Posted on • Originally published at Medium

Things you should consider before using DynamoDb

Lately, I'm been working on a project with DynamoDb, and this is my first time to meet this AWS service. It is just not a regular NoSQL database like MongoDB, I have encountered a few issues (or features?) of it, I will share them along with the way I dealt with them(if I do know how to).

No empty strings

DynamoDB is a NoSQL database, but it cannot store empty strings. Not in any levels of your JSON object. If you have a single value which is an empty string in your object, DynamoDB throws an error.

The workaround of this is, in aws-sdk (for node developers like me, you can find it on npm), it provides an option convertEmptyValues, if you set it true, the empty strings will be converted to null before being written into DB.

Query operation size limit

DynamoDB can maximum return 1MB of data in one query/scan operation. If your query contains more data, the results would include a key last_evaluated_key that you need to include in the next query, in order to retrieve "next page" of data.

Batch write limit

In every write requests, you can maximum include 25 rows only, which is very inconvenient. To deal with this issue and handle the possible write failure due to the exceed of throughput in concurrent write operations in multiple nodes, I have to do it like this:

const R = require('ramda')
const aws = require('aws-sdk')
const batchWriteToDb = async (tableName, data) => {
  const dynamoDb = new aws.DynamoDB({
    maxRetries: 999
  })
  const docClient = new aws.DynamoDB.DocumentClient({
    service: dynamoDb,
    convertEmptyValues: true
  })
  const dataSegments = R.splitEvery(25, data)
  // dynamoDb can only write 25 items once
  for (let i = 0; i < dataSegments.length; i++) {
    const segment = dataSegments[i]
    const params = {
      RequestItems: {
        [tableName]: segment.map(item => ({
          PutRequest: {
            Item: item
          }
        }))
      }
    }
    try {
      let response = await docClient.batchWrite(params).promise()
      while (!R.isEmpty(response.UnprocessedItems)) {
        const count = response.UnprocessedItems[tableName].length
        console.log(`${count} unprocessed item(s) left, retrying...`)
        const params = {
          RequestItems: response.UnprocessedItems
        }
        response = await docClient.batchWrite(params)
      }
    } catch (error) {
      console.log(error, error.stack)
    }
  }
}

Very clumsy, right?

Counting number of rows in a table

In other databases, there should be simple APIs to count the number of rows in a table, but not in the case of DynamoDb.
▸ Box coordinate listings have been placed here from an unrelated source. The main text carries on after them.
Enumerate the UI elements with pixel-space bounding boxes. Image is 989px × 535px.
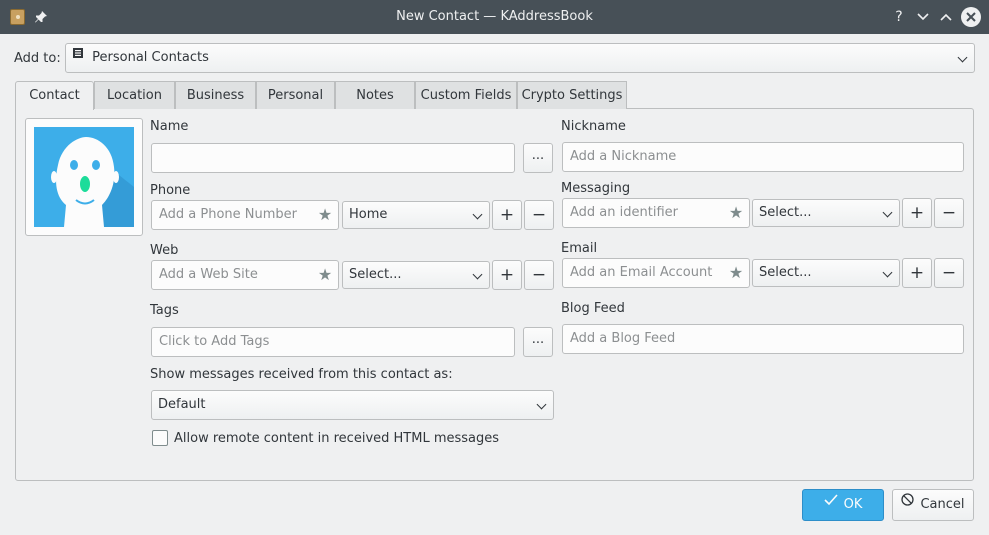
chevron-down-icon [472,269,483,280]
web-add-button[interactable]: + [492,260,522,290]
help-icon[interactable]: ? [889,7,909,27]
web-placeholder: Add a Web Site [159,267,258,282]
email-type-value: Select... [759,265,812,280]
messaging-add-button[interactable]: + [902,198,932,228]
email-type-combo[interactable]: Select... [752,259,900,287]
email-placeholder: Add an Email Account [570,265,713,280]
cancel-icon [901,488,915,518]
add-to-combo[interactable]: Personal Contacts [65,43,975,73]
addressbook-icon [72,42,84,70]
messaging-label: Messaging [561,181,631,196]
web-type-combo[interactable]: Select... [342,261,490,289]
messaging-type-value: Select... [759,205,812,220]
star-icon[interactable]: ★ [728,265,744,281]
phone-type-value: Home [349,207,388,222]
allow-remote-content-label[interactable]: Allow remote content in received HTML me… [174,431,499,447]
tab-crypto-settings[interactable]: Crypto Settings [517,81,627,109]
check-icon [824,488,838,518]
tab-location[interactable]: Location [94,81,175,109]
show-messages-combo[interactable]: Default [151,390,554,420]
web-label: Web [150,243,179,258]
phone-placeholder: Add a Phone Number [159,207,298,222]
avatar [34,127,134,227]
tab-notes[interactable]: Notes [335,81,415,109]
messaging-input[interactable]: Add an identifier ★ [562,198,750,228]
email-remove-button[interactable]: − [934,258,964,288]
blog-feed-input[interactable]: Add a Blog Feed [562,324,964,354]
name-label: Name [150,119,189,134]
web-type-value: Select... [349,267,402,282]
maximize-icon[interactable] [936,7,956,27]
chevron-down-icon [882,267,893,278]
phone-add-button[interactable]: + [492,200,522,230]
email-label: Email [561,241,598,256]
add-to-label: Add to: [14,51,61,66]
web-input[interactable]: Add a Web Site ★ [151,260,339,290]
pin-icon[interactable] [33,8,49,26]
chevron-down-icon [472,209,483,220]
tags-select-button[interactable]: ... [523,327,553,357]
name-input[interactable] [151,143,515,173]
email-add-button[interactable]: + [902,258,932,288]
tab-business[interactable]: Business [175,81,256,109]
cancel-button[interactable]: Cancel [892,489,974,521]
tags-label: Tags [150,303,179,318]
chevron-down-icon [957,52,968,63]
messaging-placeholder: Add an identifier [570,205,678,220]
cancel-label: Cancel [920,497,965,512]
email-input[interactable]: Add an Email Account ★ [562,258,750,288]
allow-remote-content-checkbox[interactable] [152,430,168,446]
star-icon[interactable]: ★ [317,267,333,283]
tab-custom-fields[interactable]: Custom Fields [415,81,517,109]
phone-input[interactable]: Add a Phone Number ★ [151,200,339,230]
tab-personal[interactable]: Personal [256,81,335,109]
blog-feed-label: Blog Feed [561,301,625,316]
close-icon[interactable] [961,7,981,27]
ok-label: OK [843,497,863,512]
tab-contact[interactable]: Contact [15,81,94,110]
title-bar: New Contact — KAddressBook [0,0,989,34]
tags-input[interactable]: Click to Add Tags [151,327,515,357]
name-details-button[interactable]: ... [523,143,553,173]
nickname-input[interactable]: Add a Nickname [562,142,964,172]
nickname-label: Nickname [561,119,626,134]
phone-type-combo[interactable]: Home [342,201,490,229]
contact-photo-button[interactable] [25,118,143,236]
ok-button[interactable]: OK [802,489,884,521]
addressbook-app-icon[interactable] [10,9,25,25]
phone-label: Phone [150,183,191,198]
phone-remove-button[interactable]: − [524,200,554,230]
minimize-icon[interactable] [913,7,933,27]
messaging-type-combo[interactable]: Select... [752,199,900,227]
chevron-down-icon [536,399,547,410]
star-icon[interactable]: ★ [728,205,744,221]
chevron-down-icon [882,207,893,218]
show-messages-label: Show messages received from this contact… [150,367,453,382]
messaging-remove-button[interactable]: − [934,198,964,228]
web-remove-button[interactable]: − [524,260,554,290]
add-to-value: Personal Contacts [92,50,209,65]
star-icon[interactable]: ★ [317,207,333,223]
show-messages-value: Default [158,397,206,412]
window-title: New Contact — KAddressBook [396,9,593,24]
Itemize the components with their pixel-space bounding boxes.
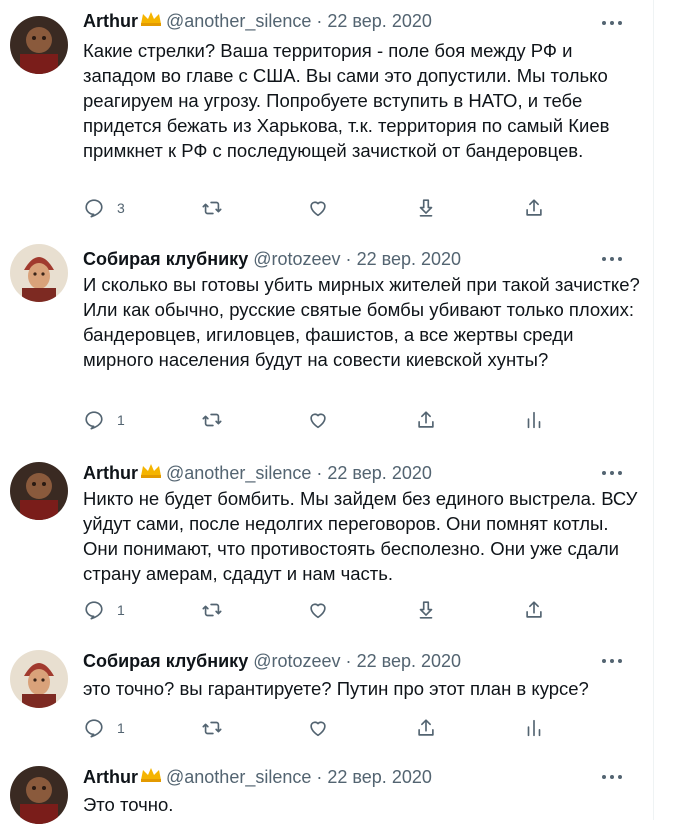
tweet-date[interactable]: 22 вер. 2020	[327, 767, 431, 787]
more-options-icon[interactable]	[602, 18, 628, 28]
author-handle[interactable]: @rotozeev	[253, 249, 340, 269]
share-icon	[418, 719, 434, 736]
right-edge-divider	[653, 0, 654, 820]
author-handle[interactable]: @another_silence	[166, 463, 311, 483]
share-icon	[526, 601, 542, 618]
analytics-icon	[527, 719, 541, 737]
crown-icon	[140, 763, 162, 789]
tweet-text: Какие стрелки? Ваша территория - поле бо…	[83, 40, 610, 161]
avatar[interactable]	[10, 244, 68, 302]
tweet-actions: 1	[83, 716, 623, 740]
reply-icon	[85, 199, 103, 218]
tweet-header: Arthur @another_silence · 22 вер. 2020	[83, 8, 432, 34]
reply-count: 1	[117, 720, 125, 736]
like-icon	[310, 201, 326, 217]
reply-count: 3	[117, 200, 125, 216]
author-handle[interactable]: @another_silence	[166, 767, 311, 787]
more-options-icon[interactable]	[602, 468, 628, 478]
more-options-icon[interactable]	[602, 254, 628, 264]
tweet-text: это точно? вы гарантируете? Путин про эт…	[83, 678, 589, 699]
share-button[interactable]	[415, 408, 437, 432]
reply-icon	[85, 411, 103, 430]
more-options-icon[interactable]	[602, 656, 628, 666]
tweet-header: Arthur @another_silence · 22 вер. 2020	[83, 460, 432, 486]
reply-icon	[85, 601, 103, 620]
download-button[interactable]	[415, 196, 437, 220]
retweet-icon	[202, 721, 222, 735]
share-button[interactable]	[415, 716, 437, 740]
retweet-icon	[202, 603, 222, 617]
like-button[interactable]	[307, 598, 329, 622]
avatar[interactable]	[10, 766, 68, 824]
like-icon	[310, 603, 326, 619]
separator-dot: ·	[345, 249, 352, 269]
separator-dot: ·	[345, 651, 352, 671]
author-name[interactable]: Arthur	[83, 767, 138, 787]
share-button[interactable]	[523, 196, 545, 220]
analytics-button[interactable]	[523, 408, 545, 432]
reply-count: 1	[117, 412, 125, 428]
author-name[interactable]: Arthur	[83, 463, 138, 483]
crown-icon	[140, 459, 162, 485]
author-handle[interactable]: @rotozeev	[253, 651, 340, 671]
reply-button[interactable]: 1	[83, 408, 125, 432]
avatar[interactable]	[10, 16, 68, 74]
tweet-date[interactable]: 22 вер. 2020	[327, 11, 431, 31]
like-icon	[310, 721, 326, 737]
tweet-text: Никто не будет бомбить. Мы зайдем без ед…	[83, 488, 638, 584]
retweet-button[interactable]	[201, 408, 223, 432]
avatar[interactable]	[10, 650, 68, 708]
tweet-header: Собирая клубнику @rotozeev · 22 вер. 202…	[83, 246, 461, 272]
share-button[interactable]	[523, 598, 545, 622]
tweet-header: Arthur @another_silence · 22 вер. 2020	[83, 764, 432, 790]
retweet-icon	[202, 413, 222, 427]
retweet-button[interactable]	[201, 716, 223, 740]
author-name[interactable]: Собирая клубнику	[83, 249, 248, 269]
tweet-text: И сколько вы готовы убить мирных жителей…	[83, 274, 640, 370]
tweet-actions: 1	[83, 598, 623, 622]
more-options-icon[interactable]	[602, 772, 628, 782]
tweet-date[interactable]: 22 вер. 2020	[327, 463, 431, 483]
reply-button[interactable]: 1	[83, 716, 125, 740]
tweet-actions: 3	[83, 196, 623, 220]
crown-icon	[140, 7, 162, 33]
download-icon	[419, 601, 433, 619]
tweet-header: Собирая клубнику @rotozeev · 22 вер. 202…	[83, 648, 461, 674]
like-icon	[310, 413, 326, 429]
share-icon	[526, 199, 542, 216]
reply-icon	[85, 719, 103, 738]
tweet-date[interactable]: 22 вер. 2020	[357, 651, 461, 671]
separator-dot: ·	[316, 11, 323, 31]
author-handle[interactable]: @another_silence	[166, 11, 311, 31]
separator-dot: ·	[316, 767, 323, 787]
share-icon	[418, 411, 434, 428]
reply-count: 1	[117, 602, 125, 618]
analytics-icon	[527, 411, 541, 429]
retweet-icon	[202, 201, 222, 215]
retweet-button[interactable]	[201, 196, 223, 220]
tweet-text: Это точно.	[83, 794, 174, 815]
like-button[interactable]	[307, 196, 329, 220]
avatar[interactable]	[10, 462, 68, 520]
retweet-button[interactable]	[201, 598, 223, 622]
download-button[interactable]	[415, 598, 437, 622]
analytics-button[interactable]	[523, 716, 545, 740]
like-button[interactable]	[307, 716, 329, 740]
tweet-actions: 1	[83, 408, 623, 432]
download-icon	[419, 199, 433, 217]
like-button[interactable]	[307, 408, 329, 432]
tweet-date[interactable]: 22 вер. 2020	[357, 249, 461, 269]
author-name[interactable]: Собирая клубнику	[83, 651, 248, 671]
reply-button[interactable]: 3	[83, 196, 125, 220]
author-name[interactable]: Arthur	[83, 11, 138, 31]
separator-dot: ·	[316, 463, 323, 483]
reply-button[interactable]: 1	[83, 598, 125, 622]
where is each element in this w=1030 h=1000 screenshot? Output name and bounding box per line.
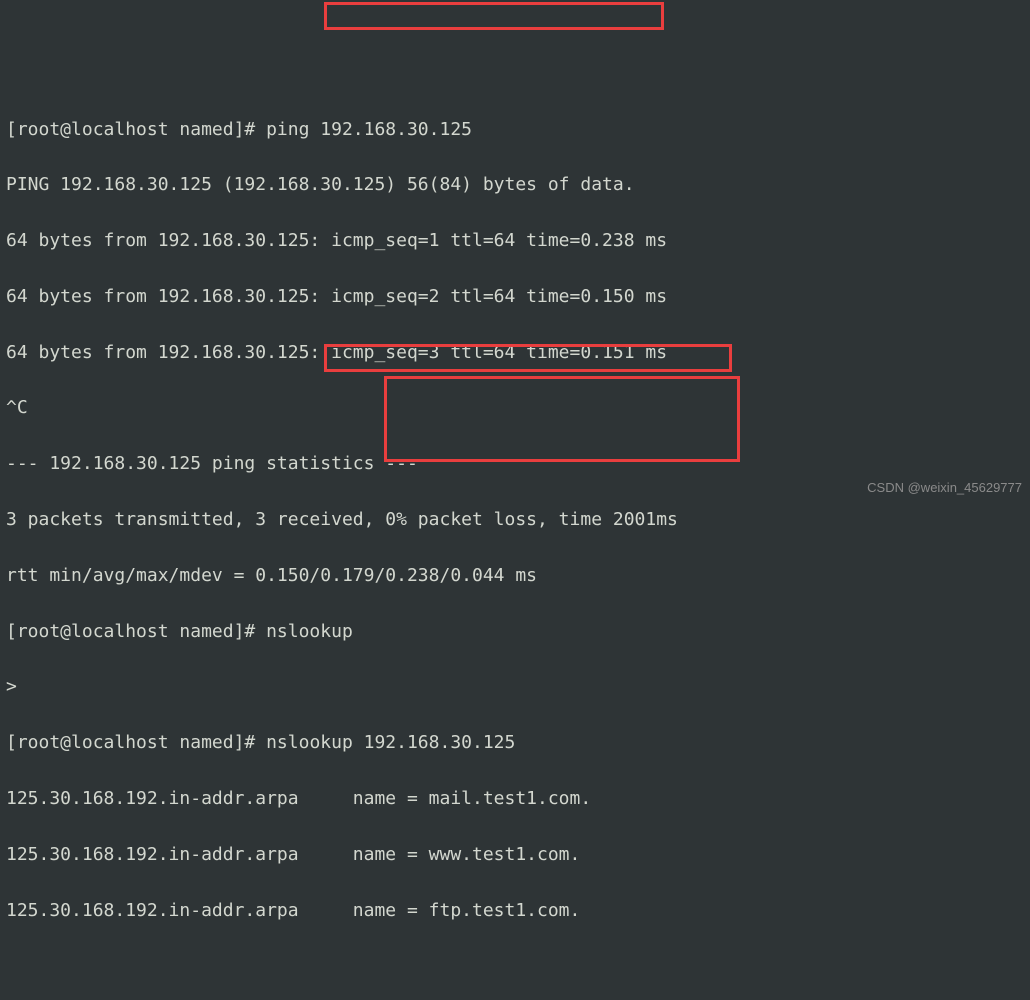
terminal-output: 125.30.168.192.in-addr.arpa name = ftp.t… <box>6 897 1024 925</box>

There are two ways to get the number of rows in a table:

1. Use DescribeTable API

It returns information about a table, including the number of rows in it. But it only updates approximately every six hours, I think this is unacceptable.

2. Do a full table scan

Yet if your data exceeds 1MB, you have to do the scan operation recursively to get all pages of data…

Conclusion

DynamoDB is powerful, but it definitely got some trade-offs. If you come from the world of other NoSQL databases like MongoDB, make sure you take the above points into consideration before switching.